Should the review process, permit conditions, and other requirements 
for non-food crops used for production of pharmaceutical and industrial 
compounds differ from those for food crops? How should results of a 
food safety evaluation affect the review, permit conditions, and other 
requirements for these types of plants? How should the lack of a 
completed food safety review affect the requirements for these types of 
    5. Noxious weed, as defined in the Plant Protection Act, includes 
not only plants, but also plant products. Based on that authority, 
APHIS is considering the regulation of nonviable plant material. Is the 
regulation of nonviable material appropriate and, if so, in what cases 
should we regulate?
    6. APHIS is considering establishing a new mechanism involving 
APHIS, the States, and the producer for commercial production of plants 
not intended for food or feed in cases where the producer would prefer 
to develop and extract pharmaceutical and industrial compounds under 
confinement conditions with governmental oversight, rather than use the 
approval process for unconfined releases. What should be the 
characteristics of this mechanism? To what extent should this mechanism 
be employed for commercial production of plants not intended for food 
or feed? What environmental considerations should influence the 
development of this mechanism?
    7. The current regulations have no provision for adventitious 
presence--intermittent and low-level presence in commercial crops, 
food, feed, or seed of genetically engineered plant material that has 
not completed the required regulatory processes. Should APHIS establish 
a separate component within a revised regulatory system to address 
adventitious presence? Should the low-level occurrence be exempt from 
APHIS regulation? If so, what are the conditions under which the low 
level occurrence should be allowed? What environmental considerations 
would apply to establishment of such allowances?

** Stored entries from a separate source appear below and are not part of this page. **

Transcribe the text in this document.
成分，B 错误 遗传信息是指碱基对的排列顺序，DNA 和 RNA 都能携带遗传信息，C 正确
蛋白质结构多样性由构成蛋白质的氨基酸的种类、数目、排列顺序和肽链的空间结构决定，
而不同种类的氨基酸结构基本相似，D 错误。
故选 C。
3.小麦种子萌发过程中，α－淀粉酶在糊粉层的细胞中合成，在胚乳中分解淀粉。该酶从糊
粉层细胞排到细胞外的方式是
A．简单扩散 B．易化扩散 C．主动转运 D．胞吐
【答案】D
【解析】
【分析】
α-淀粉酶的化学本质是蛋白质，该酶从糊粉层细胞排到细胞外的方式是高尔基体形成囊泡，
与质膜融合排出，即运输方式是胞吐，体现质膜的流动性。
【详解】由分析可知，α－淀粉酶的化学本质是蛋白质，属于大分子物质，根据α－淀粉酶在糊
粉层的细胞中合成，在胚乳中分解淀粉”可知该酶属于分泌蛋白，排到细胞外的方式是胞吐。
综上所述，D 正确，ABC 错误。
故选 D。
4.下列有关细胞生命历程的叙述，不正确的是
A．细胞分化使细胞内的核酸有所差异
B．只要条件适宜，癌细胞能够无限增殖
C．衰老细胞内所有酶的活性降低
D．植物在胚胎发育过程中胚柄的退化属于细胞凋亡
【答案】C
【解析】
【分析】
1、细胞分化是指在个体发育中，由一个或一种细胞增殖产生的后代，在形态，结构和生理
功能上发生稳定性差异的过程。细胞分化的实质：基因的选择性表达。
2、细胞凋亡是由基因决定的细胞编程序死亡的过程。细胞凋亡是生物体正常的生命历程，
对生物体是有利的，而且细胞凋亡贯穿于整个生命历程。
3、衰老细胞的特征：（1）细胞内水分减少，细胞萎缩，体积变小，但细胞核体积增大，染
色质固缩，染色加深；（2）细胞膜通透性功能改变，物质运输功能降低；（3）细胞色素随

    8. Should APHIS provide for expedited review or exemption from 
review of certain low-risk genetically engineered commodities intended 
for importation that have received all necessary regulatory approvals 
in their country of origin and are not intended for propagation in the 
United States? What environmental considerations should be applied to 
determination of any such allowances?
    9. Currently, genetically engineered Arabidopsis spp. are exempt 
from interstate movement restrictions under part 340 because they are 
well understood and extensively used in research. Should the regulation 
of other similar genetically engineered plants be consistent with the 
regulation of genetically engineered Arabidopsis spp.? Should the 
exemption from interstate movement restrictions apply only to those 
products that meet specific risk-based criteria? What should these 
criteria be? What species and/or traits should be considered for this 
exemption? What environmental factors should be considered?
    10. What are other areas where APHIS might consider relieving 
regulatory requirements based on the low level of risk?
    11. What environmental considerations should be evaluated if APHIS 
were to move from prescriptive container requirements for shipment of 
genetically engineered organisms to performance-based container 
requirements, supplemented with guidance on ways to meet the 
performance standards?
    Comments that identify other issues or alternatives that should be 
examined in the EIS would be especially helpful. All comments will be 
considered fully in developing a final scope of study. When the draft 
EIS is completed, a notice announcing its availability and an 
invitation to comment on it will be published in the Federal Register.

    Done in Washington, DC, this 16th day of January, 2004.
Peter Fernandez,
Acting Administrator, Animal and Plant Health Inspection Service.